Решение сыграть обиду или устроить сцену проиграло главному женскому качеству: любопытству.
– Ладно, забудем. – На меня вспорхнул вопрошающий взор. – Я не поняла, про что они говорили?
– Мальчишки ночами в женскую общагу лазят, безобразничают.
– Нет, о том, что девиц приглашают.
Вот что ее зацепило. Ну, дык, тоже девица, однако. Самая настоящая боевая подруга, аутентичная потусторонняя.
– Местный царек проводит кастинг. Кстати, не хочешь попробоваться? Идеальный претендент. Красива, умна, физически развита, в боевых искусствах подкована. Ни дать, ни взять – боевая подруга, причем обаятельная и привлекательная.
Спутница конфузливо сияла. Расплывшиеся в улыбке губки не удержали внутри неудобный вопрос:
– А наложница – это кто?
– Ну… – Я почесал затылок. – Как бы жена. Только не навсегда. Пока есть чувства.
– Странные отношения. Любопытные. Есть своя логика. А страннее всего, что мужчина выбирает женщину, тебе не кажется?
– Так и должно быть, если уж мы оказались в мужском мире.
Кожа на девичьем лбу взлетела, потянув за собой брови, веки, ресницы… На меня уставились круглые непонимающие глаза:
– Это невозможно, потому что просто не может быть!
– Привыкай. Заметила: ты много слышала про конязя, но ни разу про конязьку или какую-нибудь коняжну.

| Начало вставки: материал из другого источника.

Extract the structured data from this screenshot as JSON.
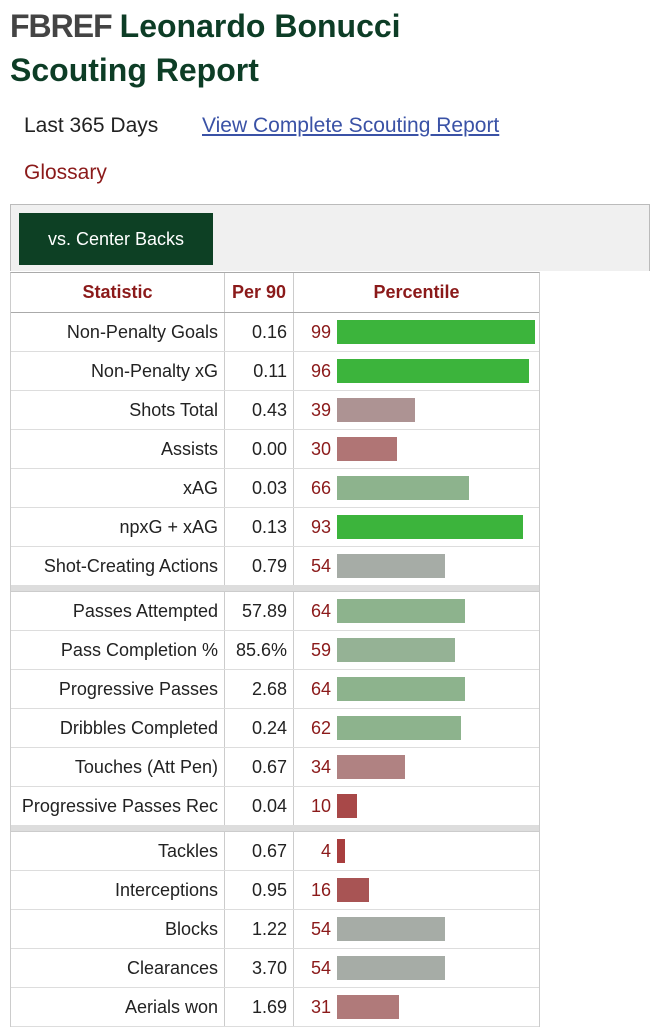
{
  "header": {
    "logo": "FBREF",
    "title": "Leonardo Bonucci Scouting Report"
  },
  "nav": {
    "period": "Last 365 Days",
    "link": "View Complete Scouting Report",
    "glossary": "Glossary"
  },
  "tab": "vs. Center Backs",
  "table": {
    "columns": [
      "Statistic",
      "Per 90",
      "Percentile"
    ],
    "groups": [
      [
        {
          "stat": "Non-Penalty Goals",
          "per90": "0.16",
          "percentile": 99,
          "color": "#3cb43c"
        },
        {
          "stat": "Non-Penalty xG",
          "per90": "0.11",
          "percentile": 96,
          "color": "#3cb43c"
        },
        {
          "stat": "Shots Total",
          "per90": "0.43",
          "percentile": 39,
          "color": "#ad9393"
        },
        {
          "stat": "Assists",
          "per90": "0.00",
          "percentile": 30,
          "color": "#b07575"
        },
        {
          "stat": "xAG",
          "per90": "0.03",
          "percentile": 66,
          "color": "#8db38d"
        },
        {
          "stat": "npxG + xAG",
          "per90": "0.13",
          "percentile": 93,
          "color": "#3cb43c"
        },
        {
          "stat": "Shot-Creating Actions",
          "per90": "0.79",
          "percentile": 54,
          "color": "#a6aca6"
        }
      ],
      [
        {
          "stat": "Passes Attempted",
          "per90": "57.89",
          "percentile": 64,
          "color": "#8db38d"
        },
        {
          "stat": "Pass Completion %",
          "per90": "85.6%",
          "percentile": 59,
          "color": "#95b295"
        },
        {
          "stat": "Progressive Passes",
          "per90": "2.68",
          "percentile": 64,
          "color": "#8db38d"
        },
        {
          "stat": "Dribbles Completed",
          "per90": "0.24",
          "percentile": 62,
          "color": "#8db38d"
        },
        {
          "stat": "Touches (Att Pen)",
          "per90": "0.67",
          "percentile": 34,
          "color": "#b08282"
        },
        {
          "stat": "Progressive Passes Rec",
          "per90": "0.04",
          "percentile": 10,
          "color": "#a84848"
        }
      ],
      [
        {
          "stat": "Tackles",
          "per90": "0.67",
          "percentile": 4,
          "color": "#a83e3e"
        },
        {
          "stat": "Interceptions",
          "per90": "0.95",
          "percentile": 16,
          "color": "#a85454"
        },
        {
          "stat": "Blocks",
          "per90": "1.22",
          "percentile": 54,
          "color": "#a6aca6"
        },
        {
          "stat": "Clearances",
          "per90": "3.70",
          "percentile": 54,
          "color": "#a6aca6"
        },
        {
          "stat": "Aerials won",
          "per90": "1.69",
          "percentile": 31,
          "color": "#b07a7a"
        }
      ]
    ]
  }
}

Конязь – однозначно мужик и по титулу самый главный, ни о ком главнее пока не слышали. И выбирает – он. Так что пусть с каким-то прибабахом, но этот мир явно не столь матриархален, как заречный.
– А смотреть местные ходят… на нас?
– Ага, – подтвердил я с ухмылкой. – Вы для них типа развлечения. Бесплатное зрелище из цикла «Бывает же» и «Ну, совсем распустились! Надо проверить, насколько».
– А мы видим только корыта на воде и иногда огоньки костров. Погранцарберы стараются никого не допускать до Большой воды, но их патрули нечасты, и иногда удается…
– Вот тогда вами и любуются, – завершил я. – Пойдем, боевая подруга.
Обращение спутнице понравилось. Она вспыхнула, озарилась животворящим внутренним светом, полившимся из всех отверстий и даже через радостно разгладившуюся заблестевшую кожу. И походка стала упругой, легкой, танцующей. Волосы как будто высохли в один миг и уложились в прическу. Где-то что-то чувственно выпятилось, где-то, наоборот, стыдливо подобралось.